Caveat: In every case, surveyors will be checking to see if the facility includes non-pharmacological interventions to prevent and address depression.
The evidence-based reality: Several research studies reveal that non-pharmacological interventions added to antidepressant therapy can improve treatment outcomes, notes Susan Scanland, MSN, RN, a geropsychiatric nursing expert and principal, GeriScan Geriatric Consulting in Clarks Summit, PA.
Examples of non-pharmacological remedies include "exercise, dietary omega-3 fatty acids, optimal chronic pain management and counseling," she says.
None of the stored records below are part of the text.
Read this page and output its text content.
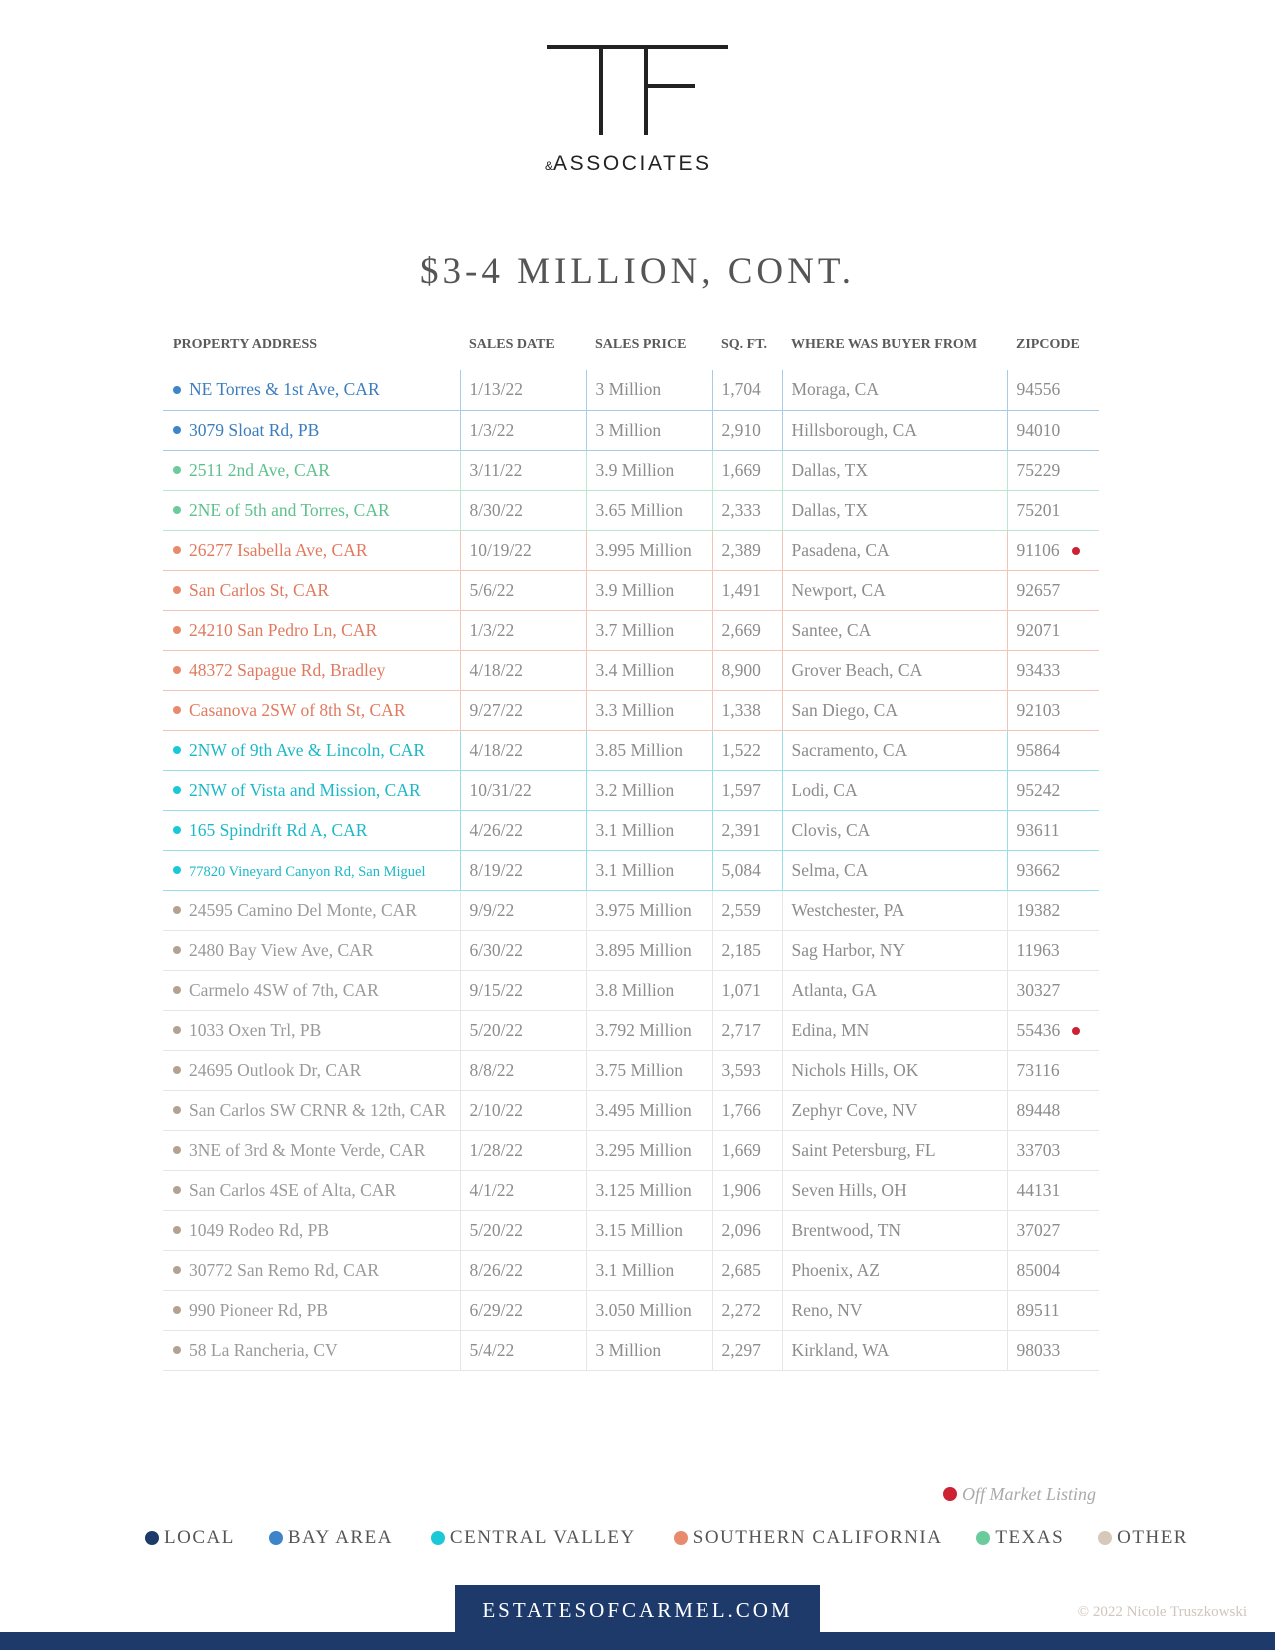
&ASSOCIATES
$3-4 MILLION, CONT.
PROPERTY ADDRESS	SALES DATE	SALES PRICE	SQ. FT.	WHERE WAS BUYER FROM	ZIPCODE
NE Torres & 1st Ave, CAR	1/13/22	3 Million	1,704	Moraga, CA	94556
3079 Sloat Rd, PB	1/3/22	3 Million	2,910	Hillsborough, CA	94010
2511 2nd Ave, CAR	3/11/22	3.9 Million	1,669	Dallas, TX	75229
2NE of 5th and Torres, CAR	8/30/22	3.65 Million	2,333	Dallas, TX	75201
26277 Isabella Ave, CAR	10/19/22	3.995 Million	2,389	Pasadena, CA	91106
San Carlos St, CAR	5/6/22	3.9 Million	1,491	Newport, CA	92657
24210 San Pedro Ln, CAR	1/3/22	3.7 Million	2,669	Santee, CA	92071
48372 Sapague Rd, Bradley	4/18/22	3.4 Million	8,900	Grover Beach, CA	93433
Casanova 2SW of 8th St, CAR	9/27/22	3.3 Million	1,338	San Diego, CA	92103
2NW of 9th Ave & Lincoln, CAR	4/18/22	3.85 Million	1,522	Sacramento, CA	95864
2NW of Vista and Mission, CAR	10/31/22	3.2 Million	1,597	Lodi, CA	95242
165 Spindrift Rd A, CAR	4/26/22	3.1 Million	2,391	Clovis, CA	93611
77820 Vineyard Canyon Rd, San Miguel	8/19/22	3.1 Million	5,084	Selma, CA	93662
24595 Camino Del Monte, CAR	9/9/22	3.975 Million	2,559	Westchester, PA	19382
2480 Bay View Ave, CAR	6/30/22	3.895 Million	2,185	Sag Harbor, NY	11963
Carmelo 4SW of 7th, CAR	9/15/22	3.8 Million	1,071	Atlanta, GA	30327
1033 Oxen Trl, PB	5/20/22	3.792 Million	2,717	Edina, MN	55436
24695 Outlook Dr, CAR	8/8/22	3.75 Million	3,593	Nichols Hills, OK	73116
San Carlos SW CRNR & 12th, CAR	2/10/22	3.495 Million	1,766	Zephyr Cove, NV	89448
3NE of 3rd & Monte Verde, CAR	1/28/22	3.295 Million	1,669	Saint Petersburg, FL	33703
San Carlos 4SE of Alta, CAR	4/1/22	3.125 Million	1,906	Seven Hills, OH	44131
1049 Rodeo Rd, PB	5/20/22	3.15 Million	2,096	Brentwood, TN	37027
30772 San Remo Rd, CAR	8/26/22	3.1 Million	2,685	Phoenix, AZ	85004
990 Pioneer Rd, PB	6/29/22	3.050 Million	2,272	Reno, NV	89511
58 La Rancheria, CV	5/4/22	3 Million	2,297	Kirkland, WA	98033
Off Market Listing
LOCAL	BAY AREA	CENTRAL VALLEY	SOUTHERN CALIFORNIA	TEXAS	OTHER
ESTATESOFCARMEL.COM	© 2022 Nicole Truszkowski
If you don't have access to psychologists or psychiatrists, optimize use of social workers and pastoral counselors, suggests Scanland.
Promote Connection, Independence, Meaning
"The care plan for depression and also preventive strategies includes interventions that help a person feel of value, engaged -- and offer him choices and autonomy," says P.J. Bailey, a social worker at Gallatin Rest Home in Bozeman, MT.
Example: Bailey runs a group for residents at the facility called "PJ's Group" that meets every Friday. The group includes the "more alert residents who make decisions about changes in the facility," she says. For example, the group chose to add a mailbox to the floor because the existing one was at one end of the facility, posing a problem for people with ambulation problems. The group also uses a "lot of humor -- telling jokes, for example," Bailey reports. "A good belly laugh makes people feel good."
Also, assigning consistent caregivers and individualizing care to the resident can help keep depression at bay, adds Barbara Frank, cofounder of B&F Consulting in Warren, RI, and a presenter in the recent CMS Webcast on culture change in nursing homes.
Assess, Address Family Issues, Past Roles
"In any kind of mood disorder, especially depression or anxiety, staff should really look at family issues," advises Francis Battisti, a social worker and principal of Battisti Networks in Binghamton, NY. For example, one resident who had a strong identification with her Italian ethnicity had always been the family matriarch known for making the best sauce for pasta and cookies, etc.
"Moving into the nursing home, which she reluctantly agreed to do, caused her to lose" those roles, says Battisti. As a result, she "became very depressed. Even going home for holidays, she felt depressed because she didn't do the cooking and wasn't playing her former role."
So the care team designed an activity in which the resident began passing along her culinary skills to a favorite granddaughter who also liked to cook. "The activity gave the resident a sense of purpose, as she shared recipes and cooking tips and even helped her granddaughter prepare some of the dishes," recounts Battisti.